The eminent American scholar Simon Karlinsky (whom I had the distinct pleasure of escorting around Moscow one day in 1989 – we talked mostly about Nikolai Gogol), brings to our attention a passage in Nabokov’s autobiography Other Shores, that reflects at least one poet’s response to these early poems. Zinaida Gippius, symbolist, mystic, poet, playwright and memoirist, reportedly told Nabokov’s father shortly after the publication of Poems, “Please tell your son that he will never be a writer.” (See Karlinsky’s “Nabokov and Some Poets of Modernism.”)
That aside, Miscellany: Two Paths is of interest for several reasons. One, it is the only book in which Nabokov shared authorship (although none of the poems are co-written). Two, it was published in Petrograd by M.S. Person (whose typography office was located at 35 Kazanskaya Street) several months after Nabokov and his family had already left the city to escape the Revolution. Three, there is the case of Balashov, about whom we know virtually nothing. The total mystery of this man, who shared a flash of poet’s glory with a friend or colleague in his teenage years, then disappeared utterly, is quite Nabokovian in itself.
Balashov and Nabokov were classmates at the Tenishev School. There is some basic information extant about Balashov’s parents and siblings, but after his graduation from Tenishev and the publication of his eight poems, there is virtually nothing of importance we can say about him. Russian Wikipedia writes that he stayed in the Soviet Union, although one wonders if any real facts exist to back that claim.

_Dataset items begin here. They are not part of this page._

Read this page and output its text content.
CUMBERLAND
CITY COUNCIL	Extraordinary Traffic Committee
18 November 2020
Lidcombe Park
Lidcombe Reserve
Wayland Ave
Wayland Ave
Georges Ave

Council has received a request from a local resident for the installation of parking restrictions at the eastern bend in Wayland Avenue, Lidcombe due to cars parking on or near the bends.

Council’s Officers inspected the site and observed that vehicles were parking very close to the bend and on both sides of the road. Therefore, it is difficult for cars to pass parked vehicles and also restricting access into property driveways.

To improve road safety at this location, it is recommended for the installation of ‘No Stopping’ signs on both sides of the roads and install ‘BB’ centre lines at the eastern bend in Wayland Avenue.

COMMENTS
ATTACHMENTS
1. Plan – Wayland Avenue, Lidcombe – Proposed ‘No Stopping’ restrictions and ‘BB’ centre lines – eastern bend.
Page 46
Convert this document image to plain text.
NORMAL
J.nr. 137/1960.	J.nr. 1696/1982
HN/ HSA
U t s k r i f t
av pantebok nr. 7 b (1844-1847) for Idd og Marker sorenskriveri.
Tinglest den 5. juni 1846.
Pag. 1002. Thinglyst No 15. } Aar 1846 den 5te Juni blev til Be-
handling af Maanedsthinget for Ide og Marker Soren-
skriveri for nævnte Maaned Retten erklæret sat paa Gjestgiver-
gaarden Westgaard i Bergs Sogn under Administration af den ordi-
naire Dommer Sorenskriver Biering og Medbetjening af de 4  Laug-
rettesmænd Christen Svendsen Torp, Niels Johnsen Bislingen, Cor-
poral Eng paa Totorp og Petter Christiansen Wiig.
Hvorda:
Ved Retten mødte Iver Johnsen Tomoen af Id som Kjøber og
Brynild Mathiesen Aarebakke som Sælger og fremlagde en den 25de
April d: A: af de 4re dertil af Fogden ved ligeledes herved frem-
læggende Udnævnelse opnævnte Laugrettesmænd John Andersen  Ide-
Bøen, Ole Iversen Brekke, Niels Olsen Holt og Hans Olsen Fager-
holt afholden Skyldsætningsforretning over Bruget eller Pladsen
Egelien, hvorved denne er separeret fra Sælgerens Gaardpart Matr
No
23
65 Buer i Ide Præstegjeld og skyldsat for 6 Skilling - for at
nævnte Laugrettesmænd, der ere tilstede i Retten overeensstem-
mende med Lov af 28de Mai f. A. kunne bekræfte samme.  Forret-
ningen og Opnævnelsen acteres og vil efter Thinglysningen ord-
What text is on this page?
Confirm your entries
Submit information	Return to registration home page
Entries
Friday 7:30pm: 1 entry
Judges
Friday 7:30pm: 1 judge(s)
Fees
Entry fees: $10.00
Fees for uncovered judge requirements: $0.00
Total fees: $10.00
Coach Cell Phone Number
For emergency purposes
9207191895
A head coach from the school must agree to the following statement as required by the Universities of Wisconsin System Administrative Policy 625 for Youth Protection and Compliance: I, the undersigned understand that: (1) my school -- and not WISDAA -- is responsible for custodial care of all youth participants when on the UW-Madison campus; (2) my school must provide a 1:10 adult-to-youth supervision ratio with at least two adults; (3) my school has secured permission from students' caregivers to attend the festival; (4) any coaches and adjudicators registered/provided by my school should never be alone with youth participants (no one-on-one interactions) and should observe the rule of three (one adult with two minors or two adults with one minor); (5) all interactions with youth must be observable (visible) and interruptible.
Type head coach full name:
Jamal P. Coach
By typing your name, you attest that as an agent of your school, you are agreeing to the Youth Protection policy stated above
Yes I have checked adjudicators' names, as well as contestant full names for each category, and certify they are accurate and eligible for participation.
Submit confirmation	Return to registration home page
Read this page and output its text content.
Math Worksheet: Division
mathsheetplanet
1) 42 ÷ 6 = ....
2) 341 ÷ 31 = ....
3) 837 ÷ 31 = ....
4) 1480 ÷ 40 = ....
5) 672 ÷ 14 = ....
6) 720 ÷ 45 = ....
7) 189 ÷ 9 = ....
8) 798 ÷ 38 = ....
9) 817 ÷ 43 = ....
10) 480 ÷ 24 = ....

I spend some time on Balashov because Miscellany: Two Paths would still have been of some importance for Nabokov at the time he arrived at Stanhope. It was published less than a year before, and it would be the last of Nabokov’s major publications until 1926 when his first novel, Mashenka, appeared in Germany under the pseudonym of Vladimir Sirin. Standing between the publication dates of Miscellany: Two Paths and Mashenka were two translations, Russian versions of Romain Rolland’s Colas Breugnon (1922) and of Lewis Carroll’s Alice’s Adventures in Wonderland (1923). This translation of Alice, incidentally, is still cherished in Russia.
Nabokov’s first stay in London was short. Whatever the amount of time he spent at Stanhope and/or Elm Park Gardens, by October 1 he was already enrolled in Trinity College, Cambridge.
4 thoughts on “1st Vladimir Nabokov flat, London”
6 Elm Park Gardens is presumably one of this row (as Brian Boyd puts it, “a wan brick house of four narrow stories arranged exactly the same as its neighbors”):
Yes, I found a whole, large, U-shaped block around a garden (Elm Park) with brick row houses – but for the life of me I could not find bldg. No. 6. I found 4, I think I recall finding 4A, I found 8, I found lots of others all around, but not 6. There were some doors without markings (usually basement doors), but none of them fit where 6 should have been. Since I had a huge To-Do list, I finally dropped it and moved on…
I figured that was the case, but I thought I’d provide a link so curious folks might see what it looked like, even if the exact house involved is a mystery.
Absolutely! Indeed, the environs there are probably still very much like they were when Nabokov spent a few months there… It didn’t feel like much had changed.